Chapter 1

18 1 0
                                    

#
Deru ombak dan langkah kaki membangunkannya dari tidur lelap, sayup-sayup ia menenteng ransel Bodypack yang penuh melewati geladak kapal. Angin berhembus mengusap kulitnya yang kering setelah berjam-jam mengarungi ombak. Memberikan sensasi sejuk dan nyaman, membuatnya sempoyongan hampir tergelincir.

Setelah menyerahkan dua lembar uang seratus ribu kepada nelayan pemilik kapal, pemuda itu pun beranjak.

Sandal gunung yang ia kenakan berpijak diatas pasir putih yang lembut bagaikan spons, pohon-pohon kelapa menjulang tinggi, berayun-ayun mengikuti irama angin.

Langkahnya pelan, iris hitam miliknya terus menatap kejauhan. Menikmati hamparan pantai luas nan indah di hadapannya, sampai lupa kalau dia sedang membawa ransel besar penuh berisi pakaian.

Irisnya memperhatikan sekitar dengan seksama, menebak-nebak posisi saat ini. Kalau dilihat lagi, ini bukan pelabuhan. Melainkan pantai yang entah ada dimana.

"Ugh… harusnya aku tadi bertanya ada sekarang ada dimana."

Sialnya, kapal nelayan yang ia tumpangi tadi sudah pergi.

Dia memilih naik memakai kapal nelayan karena dianggap lebih murah, efisien, dan tidak perlu berdesak-desakan seperti menaiki kapal feri.

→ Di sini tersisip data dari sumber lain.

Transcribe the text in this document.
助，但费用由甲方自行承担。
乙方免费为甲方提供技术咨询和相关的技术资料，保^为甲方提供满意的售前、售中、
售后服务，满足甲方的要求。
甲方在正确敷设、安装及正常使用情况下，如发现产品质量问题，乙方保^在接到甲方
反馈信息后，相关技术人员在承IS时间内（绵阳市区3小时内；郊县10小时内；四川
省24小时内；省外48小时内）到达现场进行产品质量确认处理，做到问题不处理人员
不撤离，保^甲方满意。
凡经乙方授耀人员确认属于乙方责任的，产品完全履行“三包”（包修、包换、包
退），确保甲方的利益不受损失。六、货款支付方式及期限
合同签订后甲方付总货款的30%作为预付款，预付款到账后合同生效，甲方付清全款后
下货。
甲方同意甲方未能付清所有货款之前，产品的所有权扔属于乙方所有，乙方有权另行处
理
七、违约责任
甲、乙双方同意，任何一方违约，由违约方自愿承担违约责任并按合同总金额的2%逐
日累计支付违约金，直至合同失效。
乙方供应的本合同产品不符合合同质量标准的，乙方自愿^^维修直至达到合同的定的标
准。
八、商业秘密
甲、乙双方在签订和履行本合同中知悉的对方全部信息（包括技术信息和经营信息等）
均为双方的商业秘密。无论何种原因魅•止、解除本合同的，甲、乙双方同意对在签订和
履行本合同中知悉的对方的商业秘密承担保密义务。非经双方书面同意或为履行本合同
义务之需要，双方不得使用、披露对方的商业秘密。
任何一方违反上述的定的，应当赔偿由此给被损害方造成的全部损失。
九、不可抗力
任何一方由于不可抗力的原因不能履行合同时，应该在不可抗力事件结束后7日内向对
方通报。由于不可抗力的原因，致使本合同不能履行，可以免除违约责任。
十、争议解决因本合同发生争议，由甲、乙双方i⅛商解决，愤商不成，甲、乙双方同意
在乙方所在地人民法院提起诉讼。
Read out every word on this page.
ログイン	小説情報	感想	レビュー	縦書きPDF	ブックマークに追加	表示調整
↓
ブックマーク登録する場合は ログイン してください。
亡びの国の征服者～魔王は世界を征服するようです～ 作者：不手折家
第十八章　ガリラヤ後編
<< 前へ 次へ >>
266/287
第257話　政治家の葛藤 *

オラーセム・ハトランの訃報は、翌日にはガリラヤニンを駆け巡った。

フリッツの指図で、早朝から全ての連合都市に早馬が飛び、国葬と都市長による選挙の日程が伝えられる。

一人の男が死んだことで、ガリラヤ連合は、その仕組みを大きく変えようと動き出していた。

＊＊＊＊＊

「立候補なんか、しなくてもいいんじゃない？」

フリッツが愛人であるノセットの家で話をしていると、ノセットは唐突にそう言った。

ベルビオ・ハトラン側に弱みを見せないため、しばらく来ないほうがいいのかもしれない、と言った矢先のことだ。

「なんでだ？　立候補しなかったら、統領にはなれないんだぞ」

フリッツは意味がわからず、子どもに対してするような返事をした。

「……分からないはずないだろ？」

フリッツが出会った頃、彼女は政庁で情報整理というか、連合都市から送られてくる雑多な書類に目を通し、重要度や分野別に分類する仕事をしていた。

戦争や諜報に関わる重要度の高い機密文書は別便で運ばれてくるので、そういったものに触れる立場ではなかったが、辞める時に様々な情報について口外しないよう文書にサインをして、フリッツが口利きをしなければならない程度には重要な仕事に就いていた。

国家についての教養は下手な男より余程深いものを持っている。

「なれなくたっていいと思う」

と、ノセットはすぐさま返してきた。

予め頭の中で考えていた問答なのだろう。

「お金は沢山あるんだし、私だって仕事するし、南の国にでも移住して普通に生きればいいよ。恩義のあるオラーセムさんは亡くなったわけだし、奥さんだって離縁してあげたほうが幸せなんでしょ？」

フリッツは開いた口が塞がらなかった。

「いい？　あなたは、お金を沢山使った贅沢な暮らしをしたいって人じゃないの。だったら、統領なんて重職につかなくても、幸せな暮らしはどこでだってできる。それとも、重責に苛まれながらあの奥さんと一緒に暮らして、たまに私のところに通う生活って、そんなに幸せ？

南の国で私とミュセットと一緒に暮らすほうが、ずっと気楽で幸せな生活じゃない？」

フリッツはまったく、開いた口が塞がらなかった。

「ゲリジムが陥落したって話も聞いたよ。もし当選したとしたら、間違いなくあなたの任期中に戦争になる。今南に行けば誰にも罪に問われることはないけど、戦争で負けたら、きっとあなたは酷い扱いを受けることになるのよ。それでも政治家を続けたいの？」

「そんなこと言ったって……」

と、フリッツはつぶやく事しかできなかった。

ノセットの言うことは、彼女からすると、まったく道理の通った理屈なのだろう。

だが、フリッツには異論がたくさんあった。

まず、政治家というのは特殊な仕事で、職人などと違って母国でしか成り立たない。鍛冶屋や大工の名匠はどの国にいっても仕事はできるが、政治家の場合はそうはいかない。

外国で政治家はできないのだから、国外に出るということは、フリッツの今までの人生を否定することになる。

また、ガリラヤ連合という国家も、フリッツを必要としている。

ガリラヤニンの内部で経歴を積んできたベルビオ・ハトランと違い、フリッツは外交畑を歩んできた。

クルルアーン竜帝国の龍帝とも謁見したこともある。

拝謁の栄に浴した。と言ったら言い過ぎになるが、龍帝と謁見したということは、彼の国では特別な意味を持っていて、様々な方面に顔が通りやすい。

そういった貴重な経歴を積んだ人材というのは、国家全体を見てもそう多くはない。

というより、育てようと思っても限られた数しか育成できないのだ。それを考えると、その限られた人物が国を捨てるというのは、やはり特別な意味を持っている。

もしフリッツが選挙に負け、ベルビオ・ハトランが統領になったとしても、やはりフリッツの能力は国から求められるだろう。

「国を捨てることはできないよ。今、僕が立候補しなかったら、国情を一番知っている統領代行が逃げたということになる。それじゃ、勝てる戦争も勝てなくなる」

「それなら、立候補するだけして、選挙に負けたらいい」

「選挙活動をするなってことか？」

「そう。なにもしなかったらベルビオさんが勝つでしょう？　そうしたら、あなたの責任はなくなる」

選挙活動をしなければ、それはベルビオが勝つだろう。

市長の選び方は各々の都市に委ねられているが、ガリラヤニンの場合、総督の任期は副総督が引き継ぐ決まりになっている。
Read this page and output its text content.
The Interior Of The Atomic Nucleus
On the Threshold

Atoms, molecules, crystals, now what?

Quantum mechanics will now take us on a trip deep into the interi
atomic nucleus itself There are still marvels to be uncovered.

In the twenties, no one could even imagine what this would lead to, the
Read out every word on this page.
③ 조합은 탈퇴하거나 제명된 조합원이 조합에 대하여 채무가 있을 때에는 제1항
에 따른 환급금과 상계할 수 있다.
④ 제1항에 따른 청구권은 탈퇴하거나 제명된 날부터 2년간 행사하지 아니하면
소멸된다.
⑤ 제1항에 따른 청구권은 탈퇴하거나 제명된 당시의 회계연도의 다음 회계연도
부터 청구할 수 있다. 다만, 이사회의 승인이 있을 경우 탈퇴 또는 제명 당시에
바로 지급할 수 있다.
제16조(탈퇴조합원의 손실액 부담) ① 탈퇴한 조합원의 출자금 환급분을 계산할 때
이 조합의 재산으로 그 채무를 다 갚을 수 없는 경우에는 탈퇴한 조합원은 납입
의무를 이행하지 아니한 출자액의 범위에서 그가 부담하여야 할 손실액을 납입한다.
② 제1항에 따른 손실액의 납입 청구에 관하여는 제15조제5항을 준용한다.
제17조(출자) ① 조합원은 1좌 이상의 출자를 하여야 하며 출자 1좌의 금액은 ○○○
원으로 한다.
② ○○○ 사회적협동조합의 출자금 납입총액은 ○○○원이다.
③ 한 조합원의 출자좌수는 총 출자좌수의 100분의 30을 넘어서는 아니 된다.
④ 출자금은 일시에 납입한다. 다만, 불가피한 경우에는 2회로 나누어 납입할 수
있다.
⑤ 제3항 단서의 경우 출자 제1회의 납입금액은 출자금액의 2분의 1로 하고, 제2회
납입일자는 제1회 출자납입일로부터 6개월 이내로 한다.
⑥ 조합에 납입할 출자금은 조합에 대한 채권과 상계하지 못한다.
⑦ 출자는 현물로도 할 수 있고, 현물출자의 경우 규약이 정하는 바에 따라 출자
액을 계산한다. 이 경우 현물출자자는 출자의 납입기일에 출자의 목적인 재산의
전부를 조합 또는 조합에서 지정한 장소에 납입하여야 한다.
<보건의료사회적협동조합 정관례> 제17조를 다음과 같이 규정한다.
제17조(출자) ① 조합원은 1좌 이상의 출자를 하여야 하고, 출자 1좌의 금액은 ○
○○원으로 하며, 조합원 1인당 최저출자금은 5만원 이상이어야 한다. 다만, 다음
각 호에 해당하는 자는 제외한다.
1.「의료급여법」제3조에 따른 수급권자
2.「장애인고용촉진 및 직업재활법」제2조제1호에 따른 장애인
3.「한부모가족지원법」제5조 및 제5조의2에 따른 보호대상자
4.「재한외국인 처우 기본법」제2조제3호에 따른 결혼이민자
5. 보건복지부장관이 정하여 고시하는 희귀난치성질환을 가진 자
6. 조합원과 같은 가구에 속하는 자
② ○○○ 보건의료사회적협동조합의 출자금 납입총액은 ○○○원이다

Tapi tidak disangka dia malah diturunkan di pantai, bukan di pelabuhan.

Dirasa tidak ada pilihan lain, dia memasuki semak rimbun dibawah naungan pohon kelapa, rerumputan dan daun-daun kelapa melengket di sandal tidak menghalangi langkahnya yang sedikit terburu-buru.

Kalau aku turun di pulau yang salah, bisa gawat!

Tidak lama berselang remaja itu mendapati aspal hitam pekat. Begitu keluar dari jalan setapak dia langsung berlutut, menggaruk betisnya yang gatal sambil mengutuk dirinya sendiri kenapa dia memakai celana cargo pendek saat itu.

Puas menggaruk, dia bangkit berdiri. Terlihat hawa-hawa panas dari permukaan aspal berkat matahari terik diatas sana, membuatnya terbayang jika sebutir telur jatuh di aspal sana mungkin bisa jadi telur goreng dalam waktu singkat. Khayalan bodoh barusan juga yang membuatnya harus bergegas, tidak ada yang melihatnya jika terkena heatstroke disini. Itu artinya, telur goreng imajiner barusan naik tingkat menjadi manusia goreng.

Dari saku celana, dia mengeluarkan selembar kertas usang. 

"Aku tidak ingat kapan membuat ini, semoga saja masih akurat."

Diatas kertas itu, tergambar sebuah peta sederhana yang dibuat menggunakan pensil. Kertas itu ditemukan terselip di salah satu pakaian tua miliknya saat berkemas, manakala kertas ini menjadi berguna dia pun memutuskan untuk ikut membawanya.

"Kalau ini pulau yang benar, seharusnya ada lumbung padi di sekitar pantai."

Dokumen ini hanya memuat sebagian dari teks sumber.